I need to extract individual articles from newspaper PDF page

marisonsouza · April 18, 2023, 7:41pm

Hi,

I need to extract individual articles from PDF pages of the newspaper.

For example above, there is 3 articles in the page and I need toextract them individually, so a simple “pdf to text” doesn’t work.

I saw some solutions like pdftron working here:

pressreader.com/brazil/folha-de-s-paulo/20220720/281479280146591/textview

Do you have any solution for it? I need an API or SDK to run on-premise and extract the articles as XML or JSON for each article inside the pdf.
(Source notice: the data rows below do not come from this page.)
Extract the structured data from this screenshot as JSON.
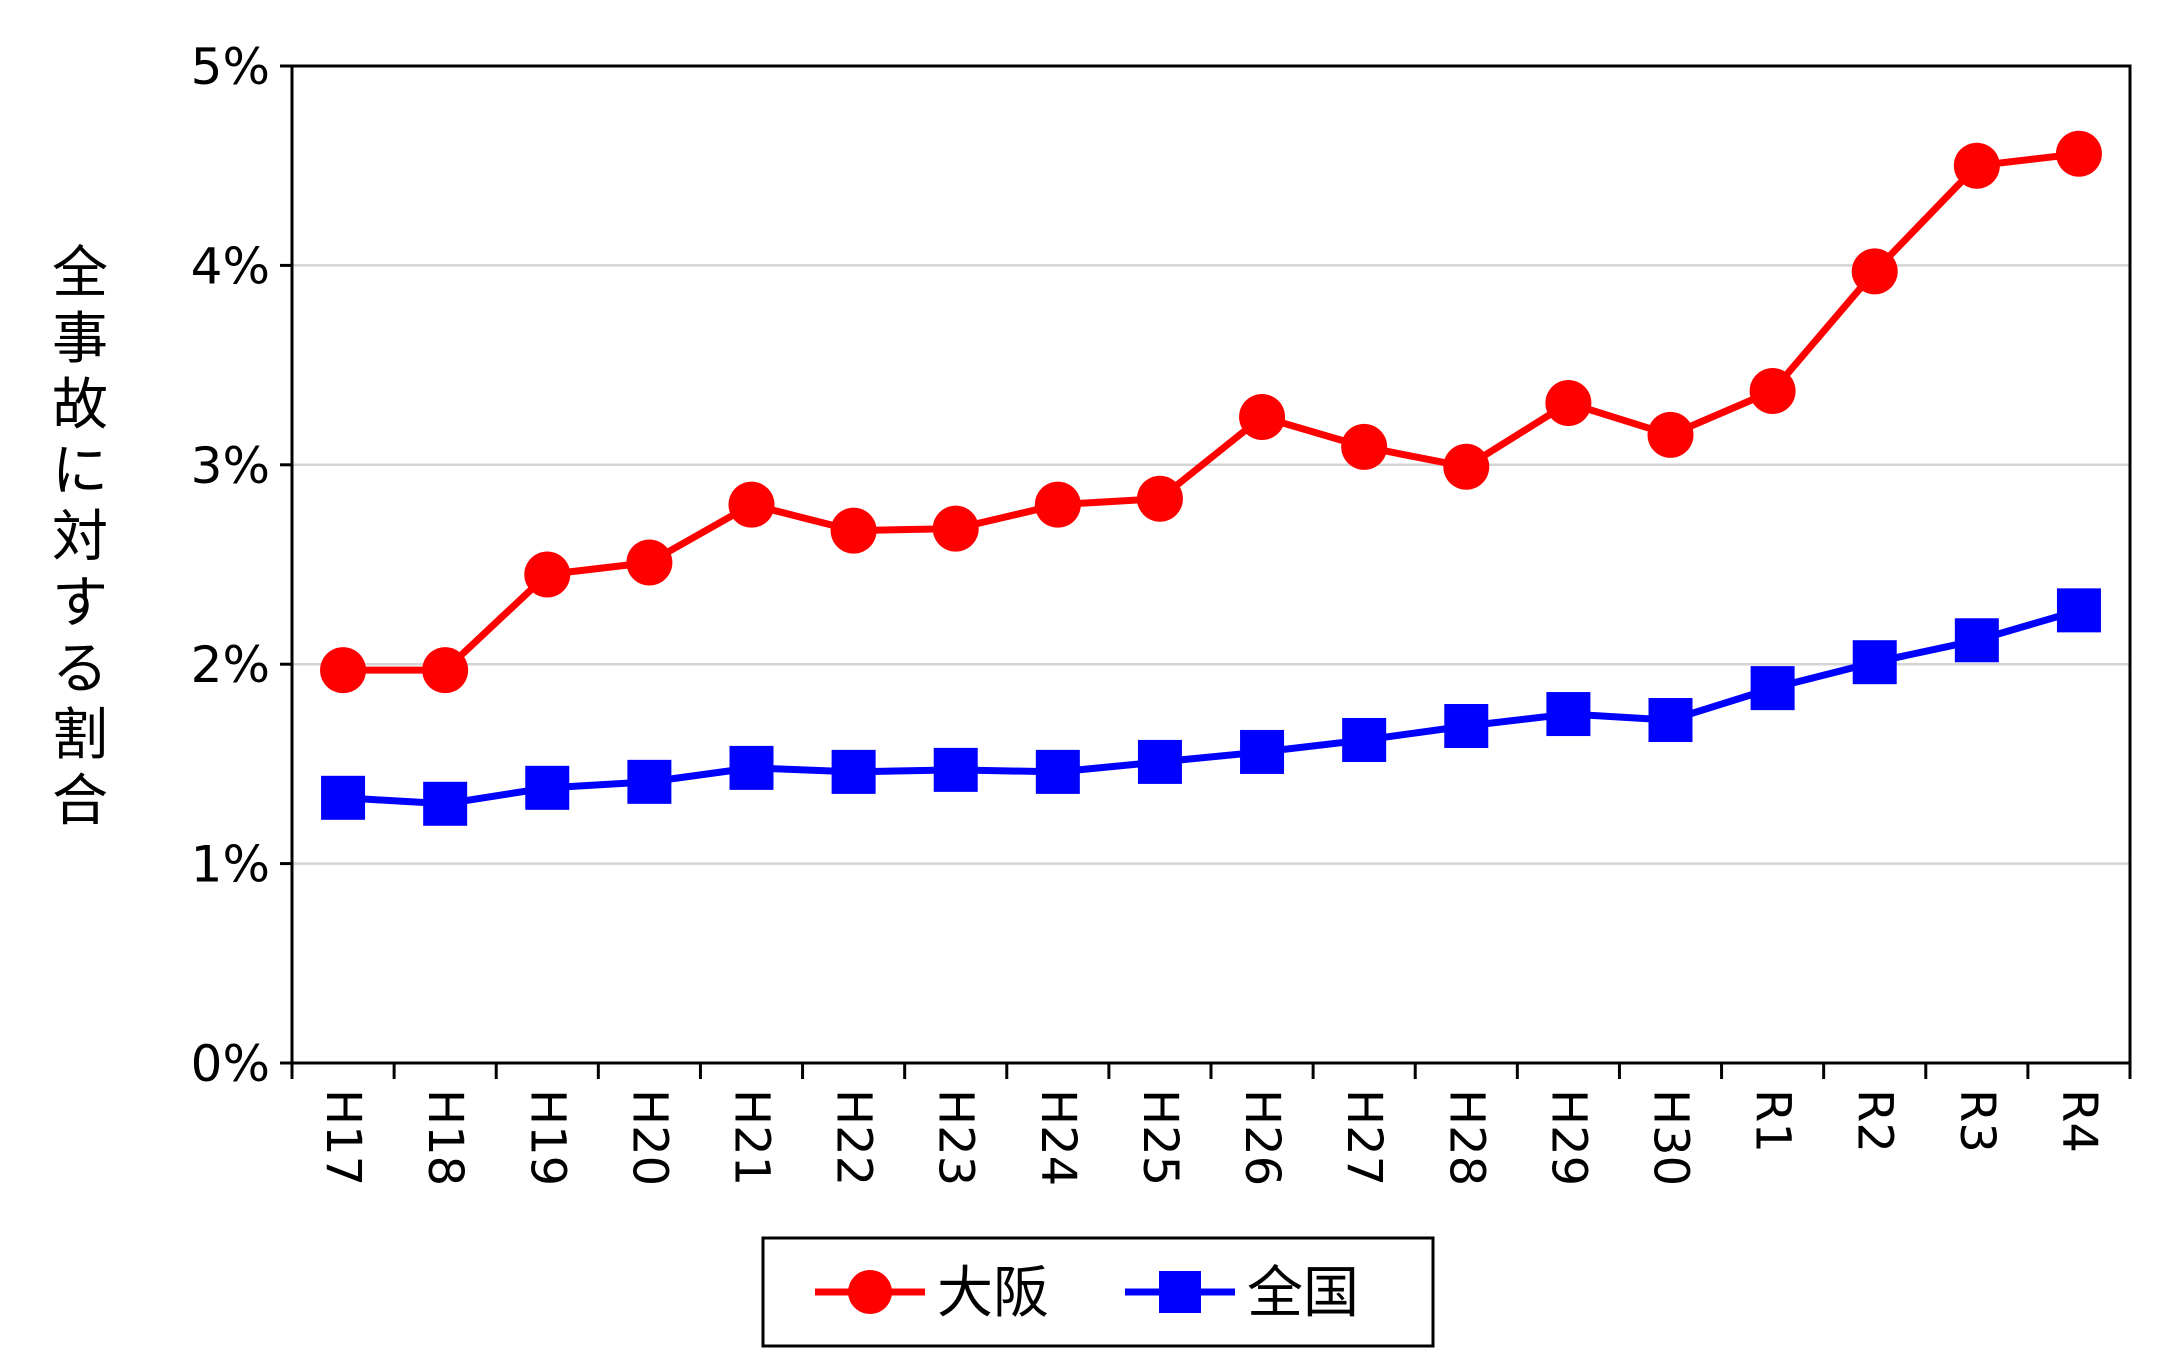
{
  "chart_data": {
    "type": "line",
    "categories": [
      "H17",
      "H18",
      "H19",
      "H20",
      "H21",
      "H22",
      "H23",
      "H24",
      "H25",
      "H26",
      "H27",
      "H28",
      "H29",
      "H30",
      "R1",
      "R2",
      "R3",
      "R4"
    ],
    "series": [
      {
        "name": "大阪",
        "color": "#ff0000",
        "marker": "circle",
        "values": [
          1.97,
          1.97,
          2.45,
          2.51,
          2.8,
          2.67,
          2.68,
          2.8,
          2.83,
          3.24,
          3.09,
          2.99,
          3.31,
          3.15,
          3.37,
          3.97,
          4.5,
          4.56
        ]
      },
      {
        "name": "全国",
        "color": "#0000ff",
        "marker": "square",
        "values": [
          1.33,
          1.3,
          1.38,
          1.41,
          1.48,
          1.46,
          1.47,
          1.46,
          1.51,
          1.56,
          1.62,
          1.69,
          1.75,
          1.72,
          1.88,
          2.01,
          2.12,
          2.27
        ]
      }
    ],
    "ylabel": "全事故に対する割合",
    "xlabel": "",
    "ylim": [
      0,
      5
    ],
    "yticks": [
      0,
      1,
      2,
      3,
      4,
      5
    ],
    "ytick_labels": [
      "0%",
      "1%",
      "2%",
      "3%",
      "4%",
      "5%"
    ],
    "grid": "horizontal",
    "legend": "bottom"
  }
}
carlos.molina · April 18, 2023, 8:18pm

@marisonsouza,

There are multiple ways to achieve that. Here is the link to the documentation that describes how to achieve it. Extract Text from PDF using C#|Aspose.PDF for .NET

marisonsouza · April 19, 2023, 5:49pm

It’s just text extraction and paragraph extraction
In other cases I would need to know the dimensions and coordinates

But consider a newspaper (print) with 6 articles inside it, with photos, titles, subtitles, body… how can I extract each article individually and understand the relation between the titles, substitles and bodies?

carlos.molina · April 19, 2023, 6:02pm

@marisonsouza,

The absorbers have a rectangle. That way you can limit a specific absorber to a particular article. It cannot be done automatically. You have the give the Rectangle coordinates.